GR-Response eSNPs Are Enriched among Variants Associated with MDD (A) The dotted red line shows the enriched number of GR-response eSNPs that overlap with SNPs in our meta-analysis for MDD (= MDD-related GR eSNPs; 8,864 cases and 8,982 controls). The distribution of the observed overlap for sets of 1,000 random SNPs (gray) and 1,000 random baseline eSNPs (blue) are represented as histograms (null distributions). Both permuted data sets never reached the same overlap with MDD-associated SNPs as the GR-response eSNPs. (B) The distribution of the MDD-related GR eSNP genetic risk profile scores (GRPSs) for an independent sample of MDD cases (n = 1,005 cases; red) and controls (n = 478; gray) are represented as density plots.
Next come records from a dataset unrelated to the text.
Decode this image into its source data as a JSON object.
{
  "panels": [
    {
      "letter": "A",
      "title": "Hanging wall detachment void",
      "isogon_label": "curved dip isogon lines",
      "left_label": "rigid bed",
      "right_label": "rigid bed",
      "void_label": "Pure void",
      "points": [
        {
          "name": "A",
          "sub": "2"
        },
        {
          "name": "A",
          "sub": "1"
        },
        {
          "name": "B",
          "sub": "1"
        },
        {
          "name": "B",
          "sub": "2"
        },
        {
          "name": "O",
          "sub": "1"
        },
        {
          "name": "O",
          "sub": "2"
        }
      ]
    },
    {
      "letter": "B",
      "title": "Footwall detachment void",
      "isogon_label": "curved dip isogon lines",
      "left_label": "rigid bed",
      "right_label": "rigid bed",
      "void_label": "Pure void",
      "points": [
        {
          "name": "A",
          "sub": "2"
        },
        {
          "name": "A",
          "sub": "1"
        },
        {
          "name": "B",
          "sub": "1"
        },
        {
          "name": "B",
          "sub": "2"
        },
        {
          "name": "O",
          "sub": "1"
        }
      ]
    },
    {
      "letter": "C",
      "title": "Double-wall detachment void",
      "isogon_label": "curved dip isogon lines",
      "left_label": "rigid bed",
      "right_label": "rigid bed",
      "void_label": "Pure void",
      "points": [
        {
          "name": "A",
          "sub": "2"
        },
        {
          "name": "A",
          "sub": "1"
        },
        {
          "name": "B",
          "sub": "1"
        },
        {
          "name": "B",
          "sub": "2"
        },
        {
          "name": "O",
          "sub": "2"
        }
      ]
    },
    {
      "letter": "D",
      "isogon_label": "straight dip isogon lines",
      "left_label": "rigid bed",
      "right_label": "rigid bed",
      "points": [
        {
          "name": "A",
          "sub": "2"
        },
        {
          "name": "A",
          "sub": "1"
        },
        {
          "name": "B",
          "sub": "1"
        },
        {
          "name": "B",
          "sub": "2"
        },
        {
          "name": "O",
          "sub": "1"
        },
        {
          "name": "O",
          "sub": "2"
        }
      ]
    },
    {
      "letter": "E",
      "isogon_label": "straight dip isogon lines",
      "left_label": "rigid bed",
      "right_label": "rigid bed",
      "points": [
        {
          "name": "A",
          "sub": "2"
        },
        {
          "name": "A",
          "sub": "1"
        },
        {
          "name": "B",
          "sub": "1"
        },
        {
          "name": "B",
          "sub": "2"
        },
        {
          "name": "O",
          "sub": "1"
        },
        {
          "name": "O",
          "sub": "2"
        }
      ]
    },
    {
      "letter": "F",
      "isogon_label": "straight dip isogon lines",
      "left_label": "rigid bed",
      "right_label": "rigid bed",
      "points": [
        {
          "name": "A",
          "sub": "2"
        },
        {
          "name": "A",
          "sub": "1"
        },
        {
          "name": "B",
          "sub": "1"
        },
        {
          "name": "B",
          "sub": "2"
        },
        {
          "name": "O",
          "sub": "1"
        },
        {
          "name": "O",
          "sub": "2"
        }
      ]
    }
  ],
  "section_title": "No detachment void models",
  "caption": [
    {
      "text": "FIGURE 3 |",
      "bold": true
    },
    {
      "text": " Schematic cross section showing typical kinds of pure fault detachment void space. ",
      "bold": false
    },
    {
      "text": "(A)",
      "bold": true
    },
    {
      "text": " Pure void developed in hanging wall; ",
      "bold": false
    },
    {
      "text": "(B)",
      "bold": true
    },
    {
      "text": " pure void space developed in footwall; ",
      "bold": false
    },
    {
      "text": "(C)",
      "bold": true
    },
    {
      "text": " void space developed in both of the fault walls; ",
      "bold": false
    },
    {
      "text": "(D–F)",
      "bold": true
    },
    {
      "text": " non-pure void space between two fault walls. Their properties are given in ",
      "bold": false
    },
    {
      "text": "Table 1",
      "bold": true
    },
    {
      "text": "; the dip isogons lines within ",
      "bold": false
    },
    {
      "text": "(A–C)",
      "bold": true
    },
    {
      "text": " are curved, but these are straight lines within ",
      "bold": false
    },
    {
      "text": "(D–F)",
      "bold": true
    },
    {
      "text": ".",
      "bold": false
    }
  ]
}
Individuals with MDD display higher GRPSs (p = 0.00017). p value by logistic regression model.

Figure 6

Functional Annotation of Transcripts Regulated by MDD-Related GR Risk Variants (A) Gene network produced using GeneMANIA. The network consists of 43 genes (circles) connected by 164 interactions (edges). Genes that are within a black filled circle indicate our MDD-related GR transcripts (n = 24), while those within a gray filled circle indicate additional genes (n = 20). The interactions found between these genes, which were more enriched than expected, are shown (co-expression: purple lines, shared protein domains: yellow lines, and co-localization: blue lines). (B) Heatmap of gene expression changes (log₂) between stress versus vehicle groups of mouse in brain and blood (n = 17 mice, left panel) as well as between baseline and GR-stimulation in human blood cells (blue, middle panel) and in mouse brain and blood (n = 22 mice, right panel). Investigated tissues are labeled within the bottom row of the heatmap (prefrontal cortex [PFC], hippocampus [HC], and amygdala [AM]). p values were computed by using linear regression model, and significance is indicated by a black box (FDR ≤ 0.1, dotted box p ≤ 0.05).

Figure 7

GR-Response MDD-Related eSNP GRPS Correlate with Overgeneralized Amygdala Reactivity (A) Statistical parametric map illustrating left centromedial amygdala reactivity to facial expressions with an “Angry & Fearful > Neutral” contrast in the entire sample (15 contiguous voxels; max voxel MNI coordinate, x = −24, y = −10, z = −14, t = 4.35, p = 7.76 × 10⁻⁶). (B) Higher MDD-related GR eSNP genetic risk profile scores (GRPSs) in the European-American subsample of the DNS cohort (n = 306) predicted amygdala reactivity to threat-related facial expressions in comparison to neutral facial expressions. (C and D) Post hoc analyses revealed that GRPSs did not predict amygdala reactivity to threat-related expressions (C), but that higher GRPSs predicted elevated amygdala reactivity to neutral facial expressions (D) in comparison to non-face control stimuli. The 95% confidence interval is displayed as gray shaded band in (B)–(D).